Multiple (retrospective) studies demonstrated that pCR can be used as surrogate outcome for OS and DFS [4–8] The recent meta-analysis of Cortazar analyzed the effect of pCR between treatment groups on event-free survival (EFS) and OS . They found an association between pCR and improved EFS and OS but an increase in frequency of pCR between treatment groups could not be validated as a surrogate endpoint for improved EFS and OS. This may be explained by the heterogeneity of the treatment regimens in the studies in this meta-analysis, obscuring the association between pCR and survival.
In our study, patients with pCR of the breast tumor had an up to 20% higher (disease-free) survival rate compared to patients without pCR. This positive effect of pCR on 5-year OS was not present for cT1 tumors and only statistically significant in cT2 (DFS) and cT4 (DFS and OS) tumors. One potential explanation is that the prognosis of most cT1 breast tumors is already so favorable that their benefit of achieving pCR is only small. Another potential explanation which especially accounts for cT1 tumors is that selection for NCT probably differs from cT2-4 tumors, and it concerns only a small group of patients. In cT1 tumors, the choice to start NCT will more often be based on the presence of tumor positive lymph nodes, HER2 amplification or their triple-negative character; in the other groups, this choice will be more often based on tumor size, making it prognostically different subgroups. Patients with tumor-positive lymph nodes, amplification of HER2, or a triple-negative tumor have a worse prognosis than patients without these traits. Furthermore, looking at our Kaplan–Meier curves, we expect survival differences between patients achieving versus not achieving pCR only to increase by the years and 10-year survival differences to be statistically significant for all cT-stages. This should be investigated in future research. Nevertheless, achieving pCR will not entirely eliminate recurrence.

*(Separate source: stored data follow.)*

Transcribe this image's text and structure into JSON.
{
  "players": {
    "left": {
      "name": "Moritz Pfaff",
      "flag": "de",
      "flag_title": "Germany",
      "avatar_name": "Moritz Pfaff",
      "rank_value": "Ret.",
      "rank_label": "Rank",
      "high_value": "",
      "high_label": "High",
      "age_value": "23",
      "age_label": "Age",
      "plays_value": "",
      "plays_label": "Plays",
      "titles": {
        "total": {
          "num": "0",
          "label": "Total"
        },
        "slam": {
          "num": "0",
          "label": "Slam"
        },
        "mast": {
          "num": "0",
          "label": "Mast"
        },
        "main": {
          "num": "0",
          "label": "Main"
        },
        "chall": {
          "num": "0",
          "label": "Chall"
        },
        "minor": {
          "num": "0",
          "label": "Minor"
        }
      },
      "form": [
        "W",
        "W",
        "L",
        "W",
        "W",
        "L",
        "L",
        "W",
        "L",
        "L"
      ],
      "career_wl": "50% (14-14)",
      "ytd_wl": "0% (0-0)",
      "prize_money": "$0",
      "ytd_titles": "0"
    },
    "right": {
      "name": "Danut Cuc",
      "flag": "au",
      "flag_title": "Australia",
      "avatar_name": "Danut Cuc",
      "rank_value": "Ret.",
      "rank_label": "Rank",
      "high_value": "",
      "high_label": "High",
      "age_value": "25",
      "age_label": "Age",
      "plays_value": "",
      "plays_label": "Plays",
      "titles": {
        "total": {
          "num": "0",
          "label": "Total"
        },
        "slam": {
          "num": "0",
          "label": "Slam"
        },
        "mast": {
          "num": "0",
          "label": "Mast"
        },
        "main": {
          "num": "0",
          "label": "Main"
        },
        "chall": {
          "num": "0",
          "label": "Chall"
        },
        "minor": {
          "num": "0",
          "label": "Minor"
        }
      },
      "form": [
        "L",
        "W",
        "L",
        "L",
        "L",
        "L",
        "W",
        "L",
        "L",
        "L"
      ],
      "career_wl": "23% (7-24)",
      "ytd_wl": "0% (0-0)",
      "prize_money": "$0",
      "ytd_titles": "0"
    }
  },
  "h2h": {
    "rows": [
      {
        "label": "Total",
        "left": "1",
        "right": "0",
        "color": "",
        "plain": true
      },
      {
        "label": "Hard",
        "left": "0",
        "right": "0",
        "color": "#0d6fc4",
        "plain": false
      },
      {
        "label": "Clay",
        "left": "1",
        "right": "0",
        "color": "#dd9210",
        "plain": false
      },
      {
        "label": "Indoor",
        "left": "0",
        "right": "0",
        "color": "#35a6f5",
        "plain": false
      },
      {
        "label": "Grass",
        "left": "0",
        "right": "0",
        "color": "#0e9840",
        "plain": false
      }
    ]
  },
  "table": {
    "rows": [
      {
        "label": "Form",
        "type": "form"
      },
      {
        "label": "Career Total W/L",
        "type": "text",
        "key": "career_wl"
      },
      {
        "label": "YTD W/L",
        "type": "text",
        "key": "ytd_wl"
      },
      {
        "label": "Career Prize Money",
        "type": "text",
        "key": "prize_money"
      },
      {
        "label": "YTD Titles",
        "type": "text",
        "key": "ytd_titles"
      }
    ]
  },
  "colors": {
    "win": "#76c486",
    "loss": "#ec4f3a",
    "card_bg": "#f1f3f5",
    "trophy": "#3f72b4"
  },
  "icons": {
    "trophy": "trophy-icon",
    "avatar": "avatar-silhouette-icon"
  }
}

Our study was limited by its retrospective design. Chemotherapy regimens can affect pCR rate [5, 24]. Unfortunately, the exact regimens (number of treatments, dosages) were not registered in the NCR. Furthermore, because tumor grade often was unknown, this may have influenced the prognostic value of tumor grade or other factors in the multivariable analysis. Finally, in situ components in the resected tissue were not coded. Therefore, pCR was defined as no microscopic evidence of invasive tumor in our study. According to the literature, there might be a small difference in prognosis between patients with and without in situ components after NCT but this could not be studied .
In conclusion, the most important predictor of pCR is the cT-stage: lower cT-stages have significantly higher pCR rates than higher cT-stages, independent of grade, ER, PR, and HER2 status. Furthermore, 5-year OS and DFS were up to 20% higher in patients with cT2–cT4 tumors with pCR versus patients without pCR.
All authors declare that they have no conflict of interest.
All procedures performed in this study were in accordance with the ethical standards of the institutional and national research committee and with the 1964 Helsinki declaration and its later amendments or comparable ethical standards.
We received all patient data in this study anonymously (without patient identifiers) from the Netherlands Cancer Registry (NCR). According to the Dutch law, all cancer patients are included in the NCR as maintained by the Netherlands Comprehensive Cancer Organisation (IKNL), unless the patient has objected to be registered. Therefore, informed consent was not applicable for this study.